Start Date: Apr 01, 2008
End Date: Mar 31, 2013
Watkinsville and Auburn– FGD gypsum and poultry litter will be applied at four rates (0, 2, 4, 6 Mg ha-1) to bermudagrass pasture to evaluate changes in available soil P over three years. Use of similar treatments at Auburn and Watkinsville is to evaluate differences in treatment effects associated with differences in soil and climate at the two locations. FGD gypsum and poultry litter would be applied annually and measurements of soil P fractions (Total P, water soluble P, Mehlich P, and organic P) would be made at 6 month intervals. Soil aggregate stability would be measured yearly to evaluate impacts of FGD gypsum on soil structural stability.
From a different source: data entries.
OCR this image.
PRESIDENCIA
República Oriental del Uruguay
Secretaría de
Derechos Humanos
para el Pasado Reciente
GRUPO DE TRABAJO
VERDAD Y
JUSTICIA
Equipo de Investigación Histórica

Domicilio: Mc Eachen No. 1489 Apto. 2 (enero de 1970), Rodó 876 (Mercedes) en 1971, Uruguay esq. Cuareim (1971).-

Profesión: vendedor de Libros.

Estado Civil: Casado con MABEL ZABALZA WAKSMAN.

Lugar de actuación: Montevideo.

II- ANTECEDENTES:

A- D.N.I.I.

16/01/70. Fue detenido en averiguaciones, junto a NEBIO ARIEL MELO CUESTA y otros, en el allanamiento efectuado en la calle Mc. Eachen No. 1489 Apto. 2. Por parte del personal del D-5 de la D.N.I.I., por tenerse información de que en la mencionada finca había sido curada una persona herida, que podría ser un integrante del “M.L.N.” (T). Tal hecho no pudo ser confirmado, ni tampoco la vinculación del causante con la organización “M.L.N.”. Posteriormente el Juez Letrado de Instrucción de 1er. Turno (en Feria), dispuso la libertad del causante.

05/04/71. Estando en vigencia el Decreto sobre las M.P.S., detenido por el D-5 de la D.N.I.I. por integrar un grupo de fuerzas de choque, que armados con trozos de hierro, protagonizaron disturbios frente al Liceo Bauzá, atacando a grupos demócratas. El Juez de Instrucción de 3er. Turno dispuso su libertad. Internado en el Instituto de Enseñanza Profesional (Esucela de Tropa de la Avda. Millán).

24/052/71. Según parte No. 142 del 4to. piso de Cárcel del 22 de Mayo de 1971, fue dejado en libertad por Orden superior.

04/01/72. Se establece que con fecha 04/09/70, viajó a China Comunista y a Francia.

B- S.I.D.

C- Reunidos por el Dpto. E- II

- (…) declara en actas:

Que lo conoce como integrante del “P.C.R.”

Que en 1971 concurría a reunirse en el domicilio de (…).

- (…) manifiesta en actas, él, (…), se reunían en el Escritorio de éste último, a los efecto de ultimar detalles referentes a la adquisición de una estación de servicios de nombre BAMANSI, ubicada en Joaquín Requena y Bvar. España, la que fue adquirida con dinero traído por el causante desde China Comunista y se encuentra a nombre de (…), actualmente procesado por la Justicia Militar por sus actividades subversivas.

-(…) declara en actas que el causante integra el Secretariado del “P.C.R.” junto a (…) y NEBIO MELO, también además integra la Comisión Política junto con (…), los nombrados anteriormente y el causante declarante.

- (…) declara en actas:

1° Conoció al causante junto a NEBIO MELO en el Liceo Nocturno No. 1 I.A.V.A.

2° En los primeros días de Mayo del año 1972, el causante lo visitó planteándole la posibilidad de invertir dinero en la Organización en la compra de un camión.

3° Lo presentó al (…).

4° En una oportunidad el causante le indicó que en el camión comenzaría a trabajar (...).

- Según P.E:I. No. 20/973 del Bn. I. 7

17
In addition we would evaluate FGD gypsum and poultry litter effects on forage production and quality along with the potential for nutrient removal by grazing and haying which is important for management of high P soils. Forage would be harvested at regular intervals to simulate haying and evaluated for P content (P removal) and forage quality. Results would establish potential for using FGD gypsum as an amendment to increase poultry litter application rates and improve water use efficiency on pasture and hay land. Oxford - Two studies will be conducted at the Northeast Mississippi Experiment Station at Verona. In one study, we will evaluate the effects of FGD gypsum on an existing set of no-till cotton plots. FGD gypsum application rates of 0, 1, 1.5, 2, and 3 tons/acre would be applied on a replicated plot experiment. The other study will evaluate the effects of tillage-gypsum interactions on soybean yields. The three tillage treatments are no-till, fall chisel-harrow, and conventional. Plot sizes, gypsum application rates, and replications are identical to those for no-till cotton. Crop yields will be measured by the experiment station personnel responsible for all agronomic practices. Following harvest each growing season, soil cores will be collected to a depth of 36 inches from each plot and characterized for water dispersible clay as a measure of erodibility, particle size distribution, organic carbon content, pH, exchangeable Al, exchangeable bases, total calcium, sulfur, nitrogen, and phosphorus.